In [2]:
import os

import numpy as np
import pickle
import time
import pandas as pd

from tqdm.auto import tqdm

import INN
import torch
from torch.optim import Adam

from sklearn.preprocessing import StandardScaler
from sklearn.metrics import log_loss, brier_score_loss, accuracy_score, confusion_matrix

import GPy
import optunity as opt

import matplotlib.pyplot as plt

In [3]:
device = 'cuda' if torch.cuda.is_available() else 'cpu'
print(f'Using device: {device}')

Using device: cuda


In [4]:
retrain = False

# Train Data

In [5]:
with open('../../data/data_train.pt', 'rb') as file:
    X_train, y_train = pickle.load(file)

print(f'{X_train.shape = }')
print(f'{y_train.shape = }')

X_train.shape = (2313665, 33)
y_train.shape = (2313665, 2)


# Parameters

In [6]:
INN_parameters = {
    'in_features': X_train.shape[1],
    'out_features': y_train.shape[1],
    'device': device
}

loss_weights = {
    'bce_factor': 10,
    'dvg_factor': 1,
    'logdet_factor': 1,
    'rcst_factor': 1
}

lr = 5e-4

In [7]:
hyperparameter_search_space_boundaries = {
    'n_blocks': [1, 12],
    'n_coupling_network_hidden_layers': [1, 5],
    'n_coupling_network_hidden_nodes': [4, 512 + 256],
}

In [8]:
n_epochs = 32
batch_size = 512

# Helper Functions

In [9]:
def scale_hyperparameters(hyperparameters):
    return np.array([h * (boundaries[1] - boundaries[0]) + boundaries[0] for h, boundaries in zip(hyperparameters, hyperparameter_search_space_boundaries.values())])

In [10]:
def GP_log_loss_upper_confidence_bound(n_blocks, n_coupling_network_hidden_layers, n_coupling_network_hidden_nodes, gp):
    mean, var = gp.predict_noiseless(np.array([[n_blocks, n_coupling_network_hidden_layers, n_coupling_network_hidden_nodes]]))
    return mean + np.sqrt(var)

# Load GP-Results

In [11]:
print(f'Loading Results ...')
with open(f'../../hyperparameter_results/INN.pt', 'rb') as file:
    Q, E = pickle.load(file)
print(f'Loaded Results')

GP = GPy.models.GPRegression(Q, E, kernel=GPy.kern.Matern52(3))
GP.optimize(messages=False);

Loading Results ...
Loaded Results


# Find Best Hyperparameters

In [12]:
hyperparameter_best_upper_confidence_bound = opt.minimize(
    lambda **kwargs: GP_log_loss_upper_confidence_bound(gp=GP, **kwargs),
    **{k: [0, 1] for k in hyperparameter_search_space_boundaries.keys()}
)[0]

hyperparameter_best_upper_confidence_bound_scaled = scale_hyperparameters(hyperparameter_best_upper_confidence_bound.values()).round().astype(int)

In [13]:
best_sampled_hyperparameters = scale_hyperparameters(Q[np.argmin(E)]).round().astype(int)
print(f'{best_sampled_hyperparameters=}')

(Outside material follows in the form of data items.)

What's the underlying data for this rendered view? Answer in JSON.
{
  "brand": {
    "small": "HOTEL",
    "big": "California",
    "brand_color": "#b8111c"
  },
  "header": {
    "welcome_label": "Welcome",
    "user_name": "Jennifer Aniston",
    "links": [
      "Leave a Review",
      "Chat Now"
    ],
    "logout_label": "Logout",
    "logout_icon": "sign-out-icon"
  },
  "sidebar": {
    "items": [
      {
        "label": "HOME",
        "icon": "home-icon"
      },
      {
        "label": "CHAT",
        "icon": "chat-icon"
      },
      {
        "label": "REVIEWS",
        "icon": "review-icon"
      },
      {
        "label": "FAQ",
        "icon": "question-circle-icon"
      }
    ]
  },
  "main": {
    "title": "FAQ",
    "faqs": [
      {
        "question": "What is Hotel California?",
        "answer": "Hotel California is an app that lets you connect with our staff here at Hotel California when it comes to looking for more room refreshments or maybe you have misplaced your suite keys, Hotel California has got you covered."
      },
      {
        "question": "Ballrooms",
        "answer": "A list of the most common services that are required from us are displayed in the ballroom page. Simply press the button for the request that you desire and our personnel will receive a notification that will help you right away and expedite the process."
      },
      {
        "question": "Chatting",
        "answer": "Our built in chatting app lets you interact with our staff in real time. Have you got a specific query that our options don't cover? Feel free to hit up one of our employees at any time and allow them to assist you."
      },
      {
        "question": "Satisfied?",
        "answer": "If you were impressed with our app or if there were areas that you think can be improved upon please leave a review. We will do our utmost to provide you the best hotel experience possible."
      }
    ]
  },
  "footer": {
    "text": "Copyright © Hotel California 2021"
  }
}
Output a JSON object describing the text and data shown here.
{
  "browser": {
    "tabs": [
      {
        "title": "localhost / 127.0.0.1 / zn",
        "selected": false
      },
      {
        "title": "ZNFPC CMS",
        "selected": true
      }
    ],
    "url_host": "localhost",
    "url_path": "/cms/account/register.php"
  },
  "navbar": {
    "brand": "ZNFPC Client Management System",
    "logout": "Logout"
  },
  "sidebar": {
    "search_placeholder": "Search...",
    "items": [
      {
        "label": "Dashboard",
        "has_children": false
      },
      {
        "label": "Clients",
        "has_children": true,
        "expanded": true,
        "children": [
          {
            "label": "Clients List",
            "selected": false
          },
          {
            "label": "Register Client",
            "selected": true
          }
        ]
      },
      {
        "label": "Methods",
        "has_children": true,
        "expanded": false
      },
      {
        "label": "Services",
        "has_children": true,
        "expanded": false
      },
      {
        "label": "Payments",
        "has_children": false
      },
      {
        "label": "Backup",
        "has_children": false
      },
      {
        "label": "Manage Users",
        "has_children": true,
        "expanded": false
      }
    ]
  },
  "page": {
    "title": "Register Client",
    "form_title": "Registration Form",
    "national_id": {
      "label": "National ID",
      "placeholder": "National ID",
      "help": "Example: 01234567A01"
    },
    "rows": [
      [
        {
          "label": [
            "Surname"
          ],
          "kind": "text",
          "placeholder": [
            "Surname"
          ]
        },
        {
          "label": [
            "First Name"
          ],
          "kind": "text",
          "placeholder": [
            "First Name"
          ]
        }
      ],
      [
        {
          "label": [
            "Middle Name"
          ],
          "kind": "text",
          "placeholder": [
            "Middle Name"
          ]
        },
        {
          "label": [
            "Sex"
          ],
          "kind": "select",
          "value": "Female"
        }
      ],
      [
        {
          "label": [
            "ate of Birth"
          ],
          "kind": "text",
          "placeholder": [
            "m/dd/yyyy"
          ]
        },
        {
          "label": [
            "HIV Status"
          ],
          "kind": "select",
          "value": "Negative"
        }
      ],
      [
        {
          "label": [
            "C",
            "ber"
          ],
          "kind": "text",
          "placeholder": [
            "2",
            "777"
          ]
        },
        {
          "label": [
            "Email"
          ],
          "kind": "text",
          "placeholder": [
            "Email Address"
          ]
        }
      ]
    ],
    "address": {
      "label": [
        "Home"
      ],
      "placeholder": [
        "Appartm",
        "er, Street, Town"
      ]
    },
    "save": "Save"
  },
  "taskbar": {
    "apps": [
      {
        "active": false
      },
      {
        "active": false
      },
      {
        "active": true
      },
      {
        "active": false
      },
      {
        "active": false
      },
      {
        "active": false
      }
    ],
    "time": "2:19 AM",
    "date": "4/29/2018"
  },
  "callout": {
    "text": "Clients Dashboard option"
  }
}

best_sampled_hyperparameters=array([  3,   1, 748])


# Final Training

In [18]:
sc_X_train = StandardScaler()
X_train_scaled = sc_X_train.fit_transform(X_train)

if retrain:
    for i in range(5):
        # scale features

        #create classifier
        inn = INN.INN(**INN_parameters, 
            n_blocks=best_sampled_hyperparameters[0], 
            coupling_network_layers=[best_sampled_hyperparameters[2]] * best_sampled_hyperparameters[1]
        )
        inn.train()

        X_train_scaled_cuda = torch.Tensor(X_train_scaled).to(device)
        y_train_cuda = torch.Tensor(y_train).to(device)

        # fit
        loss_history = inn.fit(X_train_scaled_cuda, y_train_cuda, 
            n_epochs=n_epochs,
            batch_size=batch_size,
            optimizer=Adam(inn.parameters(), lr=lr), 
            loss_weights=loss_weights,
            verbose=1,
        );

        with open(f'../../evaluation_results/models/INN_{i}.pt', 'wb') as file:
            pickle.dump(inn.to('cpu'), file)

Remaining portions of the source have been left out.